Ehrlich gesagt war ich skeptisch. Heidelberg, Erinnerungen, ein Titel, der fast nach Postkarte klingt - ich hab das Buch trotzdem aufgemacht, und dann nicht mehr losgelassen. Heinz Strunk schreibt über Männer, die sich selbst schlecht kennen, über Sehnsucht, die sich nicht artikulieren lässt, über das Scheitern, das sich so leise vollzieht, dass man es erst im Nachhinein bemerkt. Genau das ist hier wieder der Fall.

Die Liebesgeschichte in "Memories of Heidelberg" ist keine, bei der man mitfiebert und hofft. Man schaut eher zu, mit diesem leichten Unbehagen, das Strunk-Leser kennen: Ich erkenne da jemanden. Vielleicht mich. Die Sprache ist lakonisch, manchmal fast klinisch, und trotzdem steckt in jedem Satz mehr Gefühl als in vielen Seiten anderer Autoren.

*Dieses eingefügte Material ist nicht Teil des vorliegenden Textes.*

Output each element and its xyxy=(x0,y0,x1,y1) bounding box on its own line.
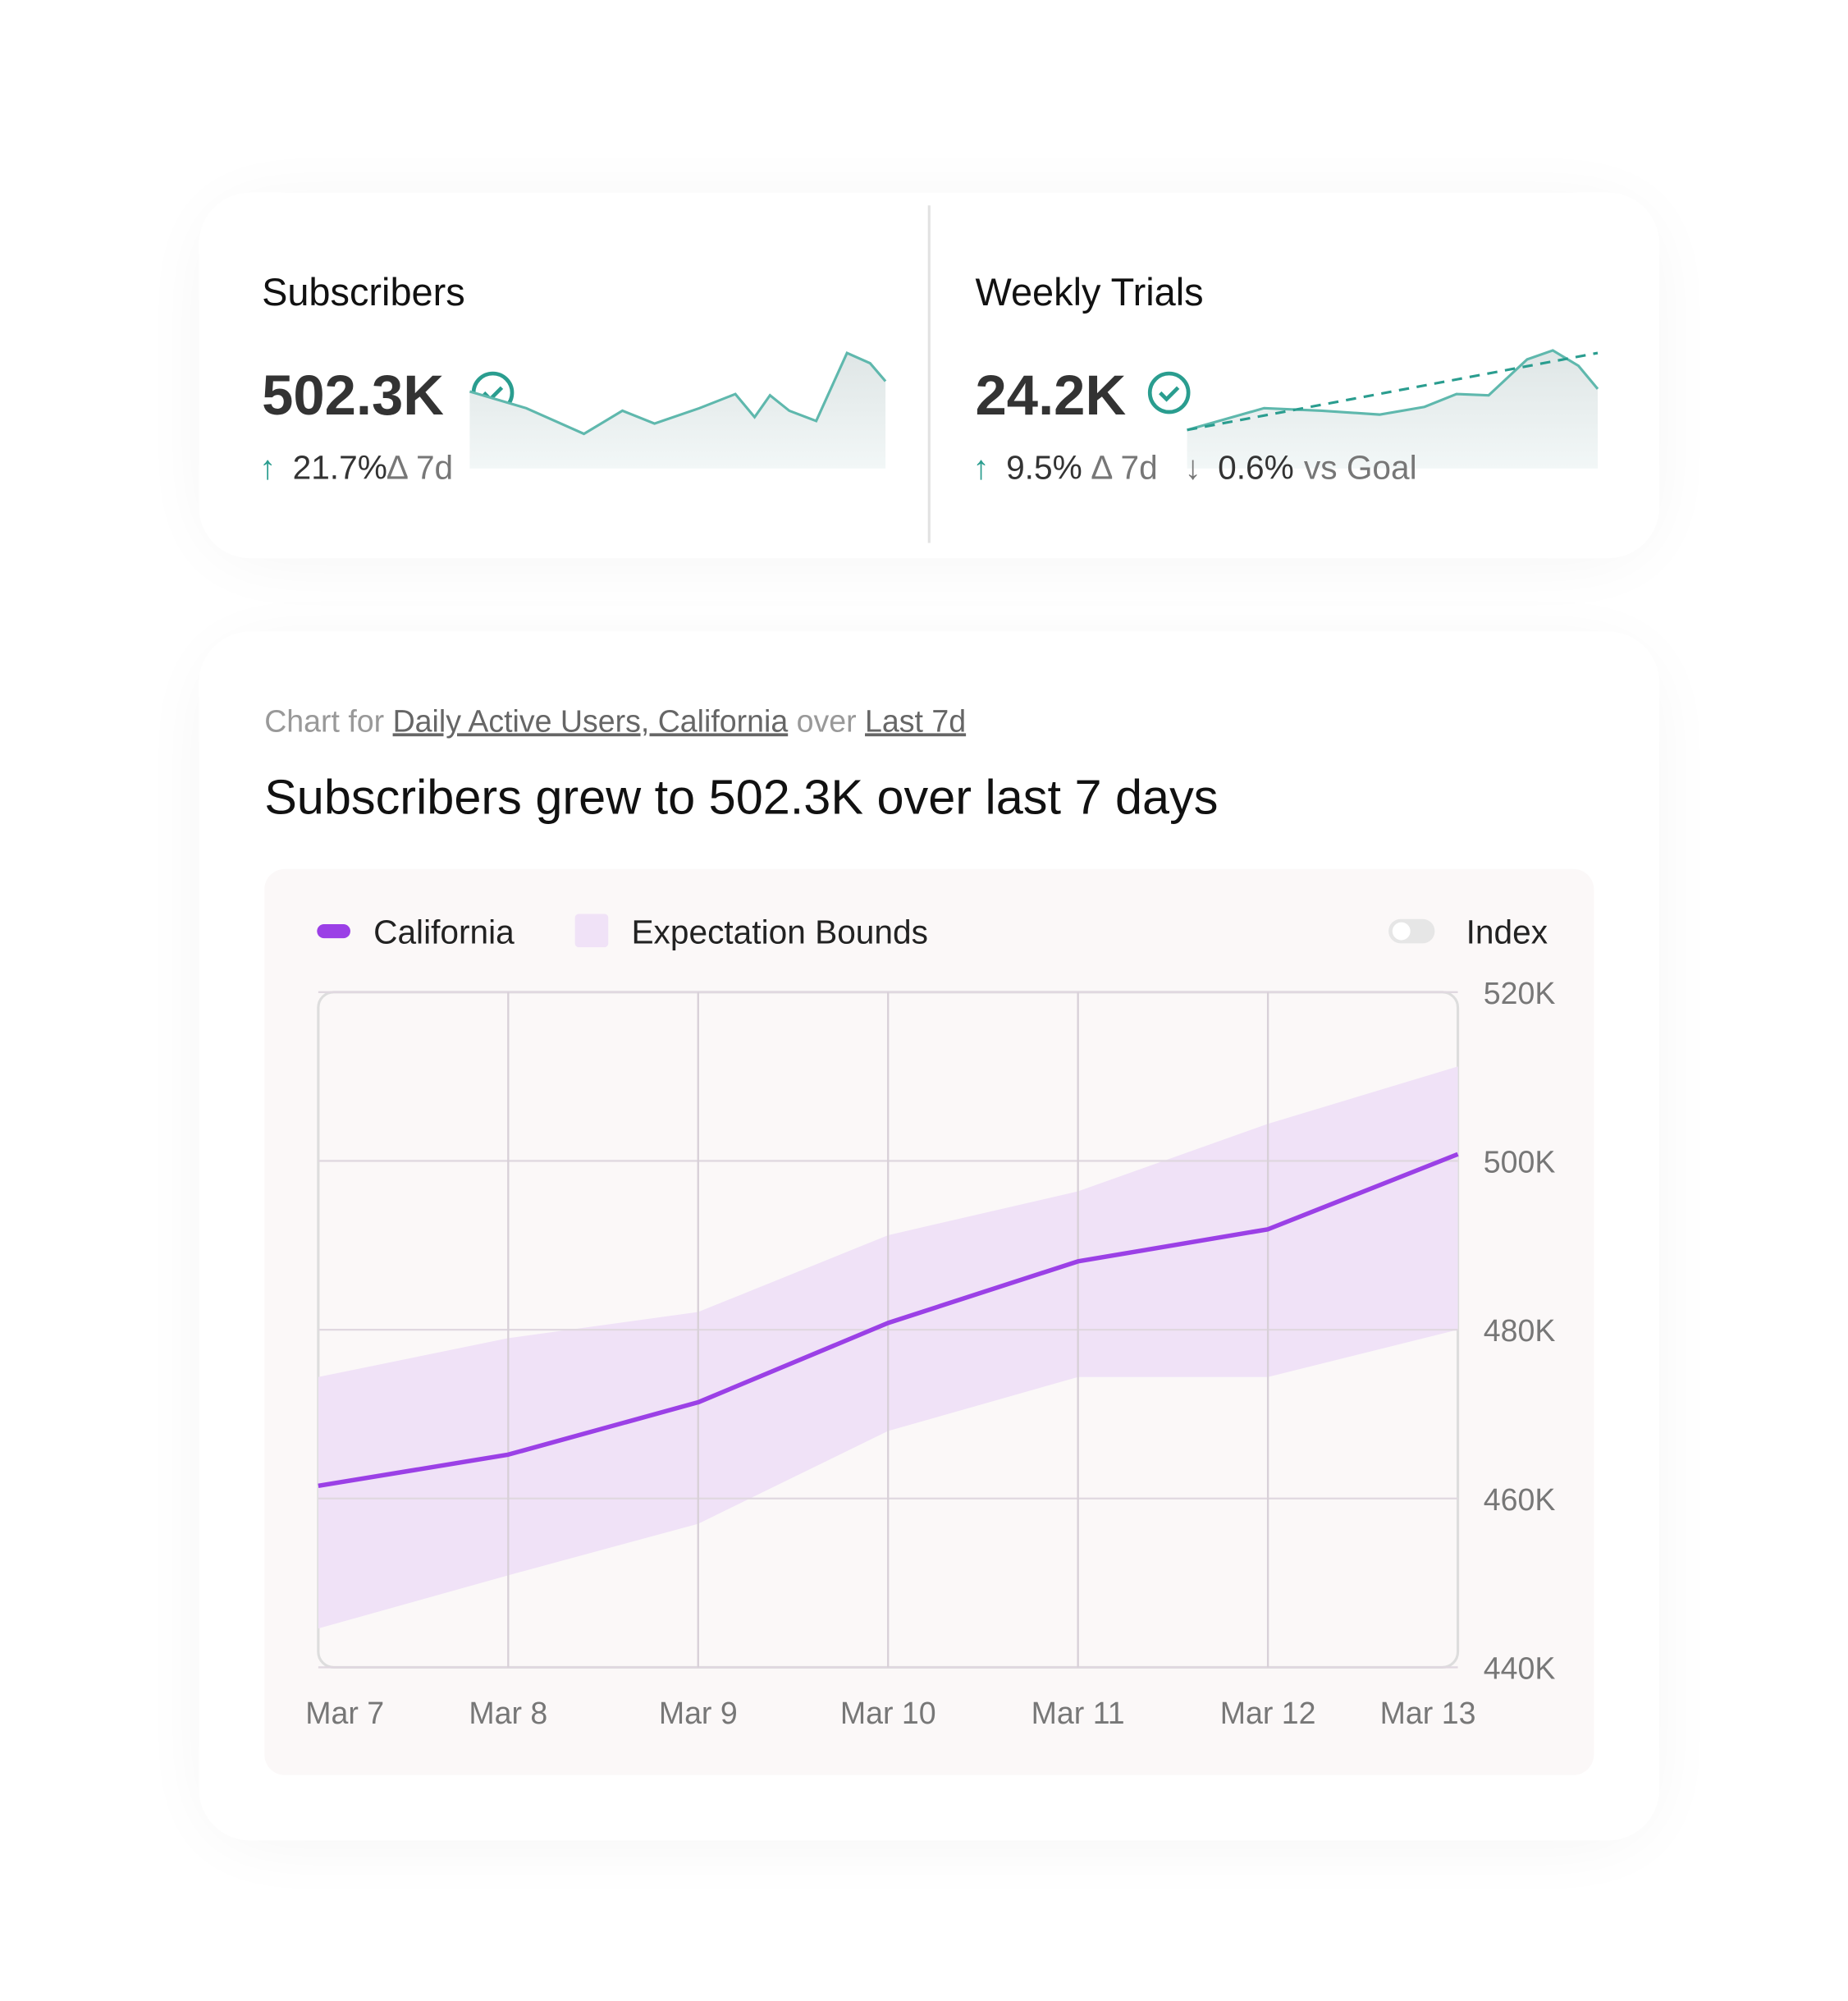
x-tick-label: Mar 10 xyxy=(840,1696,936,1730)
range-link[interactable]: Last 7d xyxy=(865,703,966,738)
card-value: 502.3K xyxy=(262,364,444,427)
change: 21.7% xyxy=(293,448,387,486)
sparkline-area xyxy=(1187,350,1599,469)
plot: 440K 460K 480K 500K 520K Mar 7 Mar 8 Mar 9 Mar 1… xyxy=(305,976,1555,1730)
period: Δ 7d xyxy=(1091,448,1157,486)
x-tick-label: Mar 11 xyxy=(1031,1696,1125,1730)
arrow: ↑ xyxy=(259,448,276,486)
change: 0.6% xyxy=(1218,448,1294,486)
sparkline-area xyxy=(469,353,886,469)
legend-swatch xyxy=(574,914,609,948)
goal-label: vs Goal xyxy=(1304,448,1417,486)
joiner: over xyxy=(797,703,857,738)
x-tick-label: Mar 9 xyxy=(659,1696,738,1730)
x-tick-label: Mar 12 xyxy=(1220,1696,1316,1730)
y-tick-label: 460K xyxy=(1484,1482,1556,1517)
prefix: Chart for xyxy=(264,703,384,738)
y-tick-label: 500K xyxy=(1484,1145,1556,1179)
y-tick-label: 480K xyxy=(1484,1313,1556,1348)
legend-swatch xyxy=(317,923,350,939)
check-icon xyxy=(1147,371,1191,414)
y-tick-label: 440K xyxy=(1484,1651,1556,1685)
sparkline xyxy=(469,350,887,436)
legend-label: Expectation Bounds xyxy=(631,913,928,950)
chart-header: Chart for Daily Active Users, California… xyxy=(264,703,966,738)
index-toggle[interactable] xyxy=(1388,918,1435,944)
legend-label: California xyxy=(373,913,515,950)
metric-link[interactable]: Daily Active Users, California xyxy=(393,703,789,738)
toggle-label: Index xyxy=(1466,913,1548,950)
chart-title: Subscribers grew to 502.3K over last 7 d… xyxy=(264,769,1218,824)
card-value: 24.2K xyxy=(976,364,1127,427)
series-line xyxy=(318,1152,1459,1489)
arrow: ↑ xyxy=(972,448,989,486)
y-tick-label: 520K xyxy=(1484,976,1556,1010)
goal-line xyxy=(1187,351,1599,432)
x-tick-label: Mar 8 xyxy=(469,1696,547,1730)
period: Δ 7d xyxy=(387,448,453,486)
change: 9.5% xyxy=(1006,448,1082,486)
x-tick-label: Mar 7 xyxy=(305,1696,384,1730)
card-change: ↑ 21.7% Δ 7d xyxy=(259,448,453,486)
card-title: Subscribers xyxy=(262,271,465,314)
x-tick-label: Mar 13 xyxy=(1380,1696,1476,1730)
card-title: Weekly Trials xyxy=(976,271,1204,314)
arrow: ↓ xyxy=(1184,448,1201,486)
sparkline xyxy=(1187,349,1599,432)
card-change: ↑ 9.5% Δ 7d ↓ 0.6% vs Goal xyxy=(972,448,1416,486)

Für wen das Buch wirklich etwas ist

Wer Strunk schon gelesen hat - "Der goldene Handschuh", "Ein Sommer in Niendorf" - weiß, worauf er sich einlässt. Kein Happy End, keine Erlösung. Aber eine Art Wahrhaftigkeit, die man selten findet. Das SPIEGEL-Zitat auf dem Cover ("vielleicht schreibt er die realistischsten Liebesgeschichten der deutschen Literatur") ist übrigens nicht übertrieben. Ich hab nach dem letzten Kapitel kurz aus dem Fenster geschaut, ohne wirklich etwas zu sehen.

Wer leichte Unterhaltung sucht oder Liebesromane mit Hoffnung am Ende, ist hier falsch. Wer bereit ist, sich ein bisschen unwohl zu fühlen und dafür sehr präzise Literatur zu bekommen: Strunk ist der richtige Autor dafür, und dieser Roman gehört zu seinem Besten.